Tra padelle sul palco e grande musica, il duo composto da Omar Sosa e Paolo Fresu avvince il Teatro Carani di Sassuolo in un’altra tappa di Crossroads. Food è un progetto dedicato al cibo e alle sue varie culture, consapevole che oggi, sottolinea Fresu dal palco “le sorti del mondo vengono decise da chi sta con la pancia piena”. Apertura con un brano tratto dal disco omonimo, Father Yumbo in cui la preghiera quotidiana di un uomo prima del pasto si trasforma, mentre il ritmo sale, in un pezzo più vicino ai Massive Atttack che a Miles Davis, con la tromba di Paolo contrappuntata dalle tastiere scintillanti di Omar. Segue S’inguldu che in sardo significa “ingordo”, non appartiene all’album (viene da Alma) ma resta perfettamente in linea con il tema.
I due dialogano alla perfezione e si divertono ad inseguirsi, tra cascate di note, ritmi spezzettati, scarti improvvisi e momenti aurorali.
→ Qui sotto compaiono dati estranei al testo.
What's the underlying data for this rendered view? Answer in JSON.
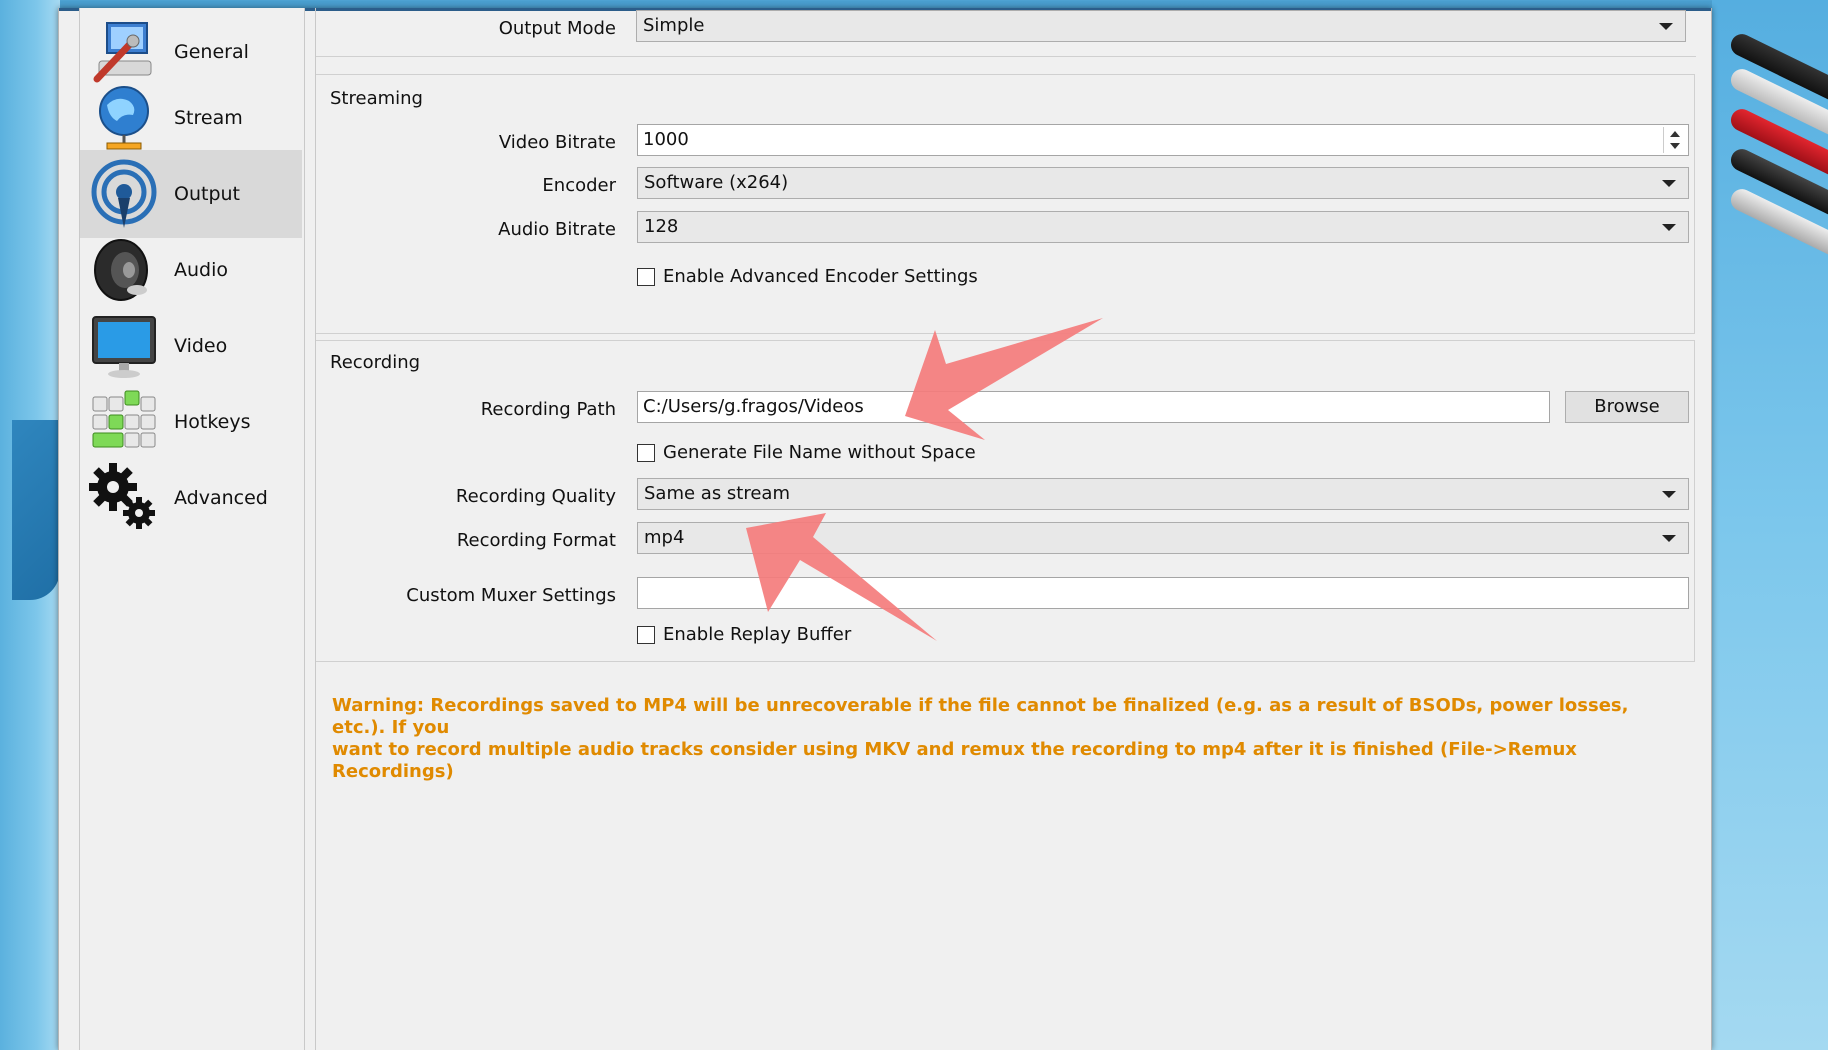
{
  "sidebar": {
    "items": [
      {
        "label": "General",
        "icon": "general-icon",
        "active": false
      },
      {
        "label": "Stream",
        "icon": "globe-icon",
        "active": false
      },
      {
        "label": "Output",
        "icon": "broadcast-icon",
        "active": true
      },
      {
        "label": "Audio",
        "icon": "speaker-icon",
        "active": false
      },
      {
        "label": "Video",
        "icon": "monitor-icon",
        "active": false
      },
      {
        "label": "Hotkeys",
        "icon": "keyboard-icon",
        "active": false
      },
      {
        "label": "Advanced",
        "icon": "gears-icon",
        "active": false
      }
    ]
  },
  "output": {
    "mode_label": "Output Mode",
    "mode_value": "Simple"
  },
  "streaming": {
    "title": "Streaming",
    "video_bitrate_label": "Video Bitrate",
    "video_bitrate_value": "1000",
    "encoder_label": "Encoder",
    "encoder_value": "Software (x264)",
    "audio_bitrate_label": "Audio Bitrate",
    "audio_bitrate_value": "128",
    "advanced_encoder_label": "Enable Advanced Encoder Settings"
  },
  "recording": {
    "title": "Recording",
    "path_label": "Recording Path",
    "path_value": "C:/Users/g.fragos/Videos",
    "browse_label": "Browse",
    "generate_filename_label": "Generate File Name without Space",
    "quality_label": "Recording Quality",
    "quality_value": "Same as stream",
    "format_label": "Recording Format",
    "format_value": "mp4",
    "muxer_label": "Custom Muxer Settings",
    "muxer_value": "",
    "replay_buffer_label": "Enable Replay Buffer"
  },
  "warning": {
    "line1": "Warning: Recordings saved to MP4 will be unrecoverable if the file cannot be finalized (e.g. as a result of BSODs, power losses, etc.). If you",
    "line2": "want to record multiple audio tracks consider using MKV and remux the recording to mp4 after it is finished (File->Remux Recordings)",
    "color": "#e08a00"
  },
  "colors": {
    "annotation_arrow": "#f47c7c",
    "active_item_bg": "#d9d9d9"
  }
}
La musica è espressione sonora di un eclettismo assoluto, monta piano e disegna paesaggi intriganti, emergendo dalle nuvole di ghiaccio secco che circondano i due sulla scena. Paolo e Omar si fronteggiano, si guardano, ma loro non è una gara a superarsi in virtuosismi, quanto un porsi al servizio di un common ground, un terreno comune condiviso da un sardo e un cubano, provenienti da esperienze e culture diverse che qui si incontrano felicemente.
What Lies Ahead, omaggio a Peter Gabriel, è un brano che lui eseguì, piano e voce, in apertura al concerto all’Unipol Arena di Casalecchio nel 2014. Qui il pianoforte è di Sosa e il canto affidato alla tromba soffusa di Fresu. Tributo ad un musicista che del superamento di confini ed etichette ha fatto una ragione d’arte e di vita e con il quale Paolo ha collaborato nell’ultimo, intenso album I/O.
La musica corre, costellata da rumori di cucine e cantine che i due hanno pazientemente registrato, si inerpica sulle vette politiche di un testo forte del rapper newyorkese Kokayi, ipnotizza con la magia orientale della voce di Natacha Atlas, poi Cristiano de André (“una voce che riconoscerete”, dice Fresu, senza specificare) snocciola la ricetta di A Cimma dal paterno ed eterno Creuza de Ma considerato il manifesto della world musica italiana. Un altra voce rivela, in dialetto, il segreto della zuppa berchiddese, servita ad agosto durante il Time in Jazz Festival che Fresu organizza da decenni nel suo paese. I due musicisti si divertono con il cibo, ma il loro lavoro fa anche riflettere sul rispetto ambientale, le uguaglianze e le diversità, gli sprechi e le ricchezze alimentari.
E’ musica di alto livello pittorico. Delizioso quando dipinge acquarelli con la tromba, Fresu passa a vigorose pennellate con i toni gravi del flicorno, potenziati dagli effetti. Sosa con le sue tastiere costruisce il tappeto sonoro ritmico e melodico su cui volano i suoni, si lancia in brevi soli efficacissimi, fornisce tensione e cosparge il tutto, come condimento prezioso e speziato, dei ritmi caraibici della sua terra.
Poi le padelle sul palco diventano percussioni, Omar si stacca dal pianoforte e si mette a danzare, perché la musica è movimento di libertà e non sollecita, ma impone simpaticamente a tutti di alzarsi, unendosi nel battimani e nel coro. Praticamente una dancing ovation che coinvolge il pubblico mentre i due musicisti si abbracciano e salutano non senza aver concesso un lungo bis.
Si esce dal Teatro Carani pensando che se c’è una cosa che può unire i popoli, come la musica, è proprio il cibo. E questa sera il trombettista sardo e il pianista cubano hanno offerto il loro ricco menu, cibo per l’anima che resterà con i suoi sapori a lungo nel nostro palato.